The bigger and stronger we make national security forces, the more threatened the Sunnis feel, and the harder they are likely to fight back in a struggle that is ultimately about communal self-preservation.
The solution to inter-communal conflicts like this is a constitutional deal wherein each party agrees to ironclad guarantees of shared power that deny any the ability to oppress the others. But a large, powerful, U.S.-armed, U.S.-trained, Shiite-Kurd security force makes any such constitutional deal a fiction.
To resolve an intercommunal civil war, as opposed to countering a people’s war, implies at least two major policy changes.
First, we must slow, not accelerate, the growth of Iraqi security forces. Even an Iraqi force with Sunni enlistees is a problem if it precedes, not follows, a constitutional deal. Combat motivation is bound to suffer if mixed Shiite-Sunni units are asked to fight Sunni enemies. And the force we can get in the near term may have few Sunnis despite efforts to recruit them. Either possibility aggravates the real conflict.

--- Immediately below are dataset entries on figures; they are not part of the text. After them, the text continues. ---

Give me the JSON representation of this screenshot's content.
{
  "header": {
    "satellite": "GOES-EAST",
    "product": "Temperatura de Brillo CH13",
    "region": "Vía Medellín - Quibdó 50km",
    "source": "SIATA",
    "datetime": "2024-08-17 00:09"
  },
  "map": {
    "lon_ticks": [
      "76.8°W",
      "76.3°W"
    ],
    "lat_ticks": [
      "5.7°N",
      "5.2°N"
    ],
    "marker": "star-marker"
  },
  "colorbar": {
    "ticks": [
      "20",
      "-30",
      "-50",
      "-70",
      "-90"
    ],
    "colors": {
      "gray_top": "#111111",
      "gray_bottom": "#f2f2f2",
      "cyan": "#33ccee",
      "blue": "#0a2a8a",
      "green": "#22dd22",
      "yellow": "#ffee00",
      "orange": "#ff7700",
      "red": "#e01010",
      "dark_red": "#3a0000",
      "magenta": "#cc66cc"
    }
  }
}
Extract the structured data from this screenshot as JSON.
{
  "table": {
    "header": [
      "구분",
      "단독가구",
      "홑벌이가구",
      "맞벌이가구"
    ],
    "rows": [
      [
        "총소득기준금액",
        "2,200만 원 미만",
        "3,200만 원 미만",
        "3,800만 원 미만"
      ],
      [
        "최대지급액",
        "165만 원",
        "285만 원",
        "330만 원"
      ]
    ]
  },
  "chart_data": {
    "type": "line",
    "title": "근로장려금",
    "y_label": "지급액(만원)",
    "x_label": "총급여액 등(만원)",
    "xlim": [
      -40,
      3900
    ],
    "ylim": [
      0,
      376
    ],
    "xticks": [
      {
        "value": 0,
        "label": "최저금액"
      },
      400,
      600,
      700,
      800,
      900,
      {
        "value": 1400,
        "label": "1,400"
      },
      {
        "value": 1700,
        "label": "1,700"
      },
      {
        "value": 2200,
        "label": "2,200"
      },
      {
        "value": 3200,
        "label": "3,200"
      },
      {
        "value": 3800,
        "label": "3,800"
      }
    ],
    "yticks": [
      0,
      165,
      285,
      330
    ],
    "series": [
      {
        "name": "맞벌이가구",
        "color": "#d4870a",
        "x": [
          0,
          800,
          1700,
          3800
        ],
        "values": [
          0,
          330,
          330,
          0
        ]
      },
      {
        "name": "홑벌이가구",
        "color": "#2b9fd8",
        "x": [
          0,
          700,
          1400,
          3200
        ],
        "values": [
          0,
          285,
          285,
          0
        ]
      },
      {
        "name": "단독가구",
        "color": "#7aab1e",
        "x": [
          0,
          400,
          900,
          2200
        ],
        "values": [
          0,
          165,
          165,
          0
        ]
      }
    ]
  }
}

Second, we must treat the military future of Iraq as a tool for brokering constitutional compromise, not as a quick ticket home for American troops. That is, we must threaten to throw American military power behind either side in today’s civil war as needed to compel the other to compromise.
If the Sunnis refuse to compromise, they must be threatened with full U.S. support for a homogeneous Shiite-Kurd army. If the Sunnis do agree to a compromise, they must be promised U.S. protection from communal rivals until a stable power-sharing deal can ensure their security without us.
Conversely, if the Shiite-Kurd alliance refuses to compromise, they must be threatened with abandonment or even U.S. assistance to their Sunni rivals. If they do compromise, they, too, must be promised sustained American protection until a power-sharing constitution is fully implemented.
Today’s policy does the opposite. We have promised to remain until the creation of an effective Iraqi security force that Sunnis see as hostile, and we intend to do this regardless of either side’s bargaining behavior.
This undermines both sides’ incentives to negotiate. For the Sunnis, the national military is coming whether they compromise or not - indeed, compromise merely trades their arms for a piece of constitutional paper backed by a hostile Shiite-Kurd army.
Shiites and Kurds, conversely, fear the Sunnis, but have been promised U.S. protection until and unless they can defend themselves whether they compromise or not. So why should they?
Yet the picture is not hopeless. Each of Iraq’s parties is better served by a power-sharing deal than by an unconstrained, high-intensity version of today’s low-intensity civil war. The willingness of the Shiites to compromise on constitutional amendment procedures last December gives grounds for hope that these common interests may yet prevail.
But today’s U.S. military policy hinders rather than helps these crucial negotiations. Our prospects in Iraq are surely better if we stop opposing a civil war with a strategy designed for a Maoist people’s war.